O prazo extra vem sendo usado por Flávio Dino,
ainda favorito ao lugar de Rosa Weber no STF, para tentar desarmar algumas
minas terrestres colocadas em seu caminho até o outro lado da Praça dos Três
Poderes.
O ministro da Justiça já havia reagido contra
a narrativa segundo a qual iria para o Supremo, mas não deixaria a política.
Nos últimos dias, tratou de desviar-se das cascas de banana de se expor a novas
sabatinas em comissões do Congresso, palco de recentes bate-bocas seus com a
oposição.
Isso vinha sendo usado como argumento de que
Dino seria “explosivo”, característica que levaria ao Judiciário caso nomeado.
Ele percebeu a recorrência dessa alegação, fez até piada com interlocutores
dizendo ser afável, mas recolheu o time e faltou a uma convocação da
bolsonarista Comissão de Segurança da Câmara. Houve protestos e ameaças, mas
ele não se submeteu à nova rodada de desgaste.
Com Geraldo Alckmin, Rodrigo Pacheco, Arthur Lira,
boa parte dos ministros do Supremo, Fernando Haddad e até o presidente do Banco
Central, Roberto Campos Neto, viajando cada um para um canto do globo para
eventos variados, não sobrou ninguém em Brasília. Nem para que essas
articulações por cadeiras vagas avancem decisivamente, nem para que a agenda
econômica da Fazenda ande no Congresso.
Haddad vinha preocupado com o tempo para
aprovar a taxação de fundos exclusivos e offshore. Acabou atirando no que viu e
acertando no que estava por vir: afirmou que a situação internacional era
preocupante antes mesmo da escalada do conflito entre Israel e palestinos,
motivada pelos atentados do Hamas.
Com algumas incertezas que a guerra lança
sobre o cenário econômico, sobretudo com a possibilidade de novo choque no
preço internacional do petróleo, que teria impacto sobre a inflação no Brasil
e, eventualmente, sobre a decisão do BC a respeito do ritmo da queda dos juros,
o alerta do ministro quanto à necessidade de correr com a agenda ganha ainda
mais relevância.
Depois de ameaçar (mais) uma obstrução na
pauta, Lira nomeou o relator dos projetos que têm forte impacto sobre a
necessidade de incrementar a arrecadação, mas viajou para um longo giro que
inclui China e Índia. Assim, não só esta semana de feriado, mas também a
próxima tendem a ser pouco produtivas na Câmara, Casa que concentra essas
matérias.
Também as propostas orçamentárias andam
devagar, ao sabor das conveniências do Legislativo e sob pressão cada vez maior
dos congressistas por mais ingerência na destinação de lautas fatias dos recursos
federais para as emendas.
Por fim, também tirou férias a crise entre
Judiciário e Legislativo pelo direito a falar por último em determinadas
questões, sem, no entanto, haver no horizonte uma negociação que a encerre.

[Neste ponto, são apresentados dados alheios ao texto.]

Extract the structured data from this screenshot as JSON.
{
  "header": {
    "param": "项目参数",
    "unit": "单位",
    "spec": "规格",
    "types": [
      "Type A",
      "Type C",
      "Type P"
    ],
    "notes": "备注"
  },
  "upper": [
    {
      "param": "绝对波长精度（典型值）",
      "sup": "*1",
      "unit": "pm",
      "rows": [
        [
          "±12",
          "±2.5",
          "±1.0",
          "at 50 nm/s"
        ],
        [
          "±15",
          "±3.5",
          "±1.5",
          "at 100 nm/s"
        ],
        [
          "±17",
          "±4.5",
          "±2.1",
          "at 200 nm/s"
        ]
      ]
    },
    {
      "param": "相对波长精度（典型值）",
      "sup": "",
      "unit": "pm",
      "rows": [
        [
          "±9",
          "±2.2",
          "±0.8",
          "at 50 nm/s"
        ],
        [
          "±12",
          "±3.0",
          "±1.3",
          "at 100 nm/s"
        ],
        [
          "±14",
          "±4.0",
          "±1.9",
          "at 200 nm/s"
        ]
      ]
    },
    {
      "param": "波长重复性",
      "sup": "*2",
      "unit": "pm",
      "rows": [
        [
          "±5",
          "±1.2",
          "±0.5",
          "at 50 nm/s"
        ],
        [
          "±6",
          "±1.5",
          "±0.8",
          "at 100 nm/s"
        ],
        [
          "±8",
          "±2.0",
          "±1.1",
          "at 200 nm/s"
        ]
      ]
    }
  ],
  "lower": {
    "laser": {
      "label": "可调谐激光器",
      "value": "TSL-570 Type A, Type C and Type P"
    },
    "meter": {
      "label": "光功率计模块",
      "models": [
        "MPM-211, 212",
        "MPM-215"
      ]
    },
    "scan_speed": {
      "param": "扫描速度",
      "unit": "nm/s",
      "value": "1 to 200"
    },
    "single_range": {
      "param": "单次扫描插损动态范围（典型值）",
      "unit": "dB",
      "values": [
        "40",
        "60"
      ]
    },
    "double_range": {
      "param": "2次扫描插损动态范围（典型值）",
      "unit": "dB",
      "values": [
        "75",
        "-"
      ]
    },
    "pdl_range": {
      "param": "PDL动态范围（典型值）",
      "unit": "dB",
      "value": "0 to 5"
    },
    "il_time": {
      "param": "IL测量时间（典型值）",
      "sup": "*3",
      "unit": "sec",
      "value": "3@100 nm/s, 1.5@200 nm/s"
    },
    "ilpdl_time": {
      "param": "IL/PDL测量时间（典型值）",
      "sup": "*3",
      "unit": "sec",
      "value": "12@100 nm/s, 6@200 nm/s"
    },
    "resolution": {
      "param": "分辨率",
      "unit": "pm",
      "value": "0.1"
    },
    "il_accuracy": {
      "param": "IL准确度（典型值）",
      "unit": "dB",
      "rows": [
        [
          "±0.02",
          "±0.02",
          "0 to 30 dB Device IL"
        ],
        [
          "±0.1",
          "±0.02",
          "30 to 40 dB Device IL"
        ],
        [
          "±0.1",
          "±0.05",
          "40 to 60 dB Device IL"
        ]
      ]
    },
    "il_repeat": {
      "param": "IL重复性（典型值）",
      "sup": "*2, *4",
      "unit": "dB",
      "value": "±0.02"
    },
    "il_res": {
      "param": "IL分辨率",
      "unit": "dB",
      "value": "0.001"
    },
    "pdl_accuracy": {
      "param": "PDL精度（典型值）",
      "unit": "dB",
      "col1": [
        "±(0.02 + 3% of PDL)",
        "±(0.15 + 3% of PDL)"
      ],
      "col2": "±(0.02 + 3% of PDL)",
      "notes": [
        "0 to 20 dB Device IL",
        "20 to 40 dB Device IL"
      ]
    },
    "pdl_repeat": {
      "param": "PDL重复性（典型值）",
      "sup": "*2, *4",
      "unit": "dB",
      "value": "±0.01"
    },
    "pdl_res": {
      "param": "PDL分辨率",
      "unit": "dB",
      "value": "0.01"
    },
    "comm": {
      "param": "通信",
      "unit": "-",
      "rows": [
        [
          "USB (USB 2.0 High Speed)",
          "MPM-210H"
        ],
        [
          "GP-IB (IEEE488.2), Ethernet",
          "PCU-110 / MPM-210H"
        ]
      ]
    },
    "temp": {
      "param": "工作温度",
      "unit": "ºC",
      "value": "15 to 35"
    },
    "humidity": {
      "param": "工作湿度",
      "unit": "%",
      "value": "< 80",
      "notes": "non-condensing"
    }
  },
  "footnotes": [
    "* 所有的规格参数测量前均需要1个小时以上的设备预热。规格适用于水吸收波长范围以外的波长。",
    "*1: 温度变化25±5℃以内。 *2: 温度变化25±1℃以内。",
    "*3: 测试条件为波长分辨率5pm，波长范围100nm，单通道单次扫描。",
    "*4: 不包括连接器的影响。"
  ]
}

Há quem aposte que os arroubos retóricos de
deputados e senadores e o ensaio de aprovação de matérias para suprimir
prerrogativas do Supremo são só isso, arroubos e ensaios. Ainda assim, a
superação deste momento tenso requer conversa, e ela só poderá avançar quando o
pessoal voltar do recesso branco. Até lá, todos os olhos seguem voltados para
Israel.
Tende piedade de nós.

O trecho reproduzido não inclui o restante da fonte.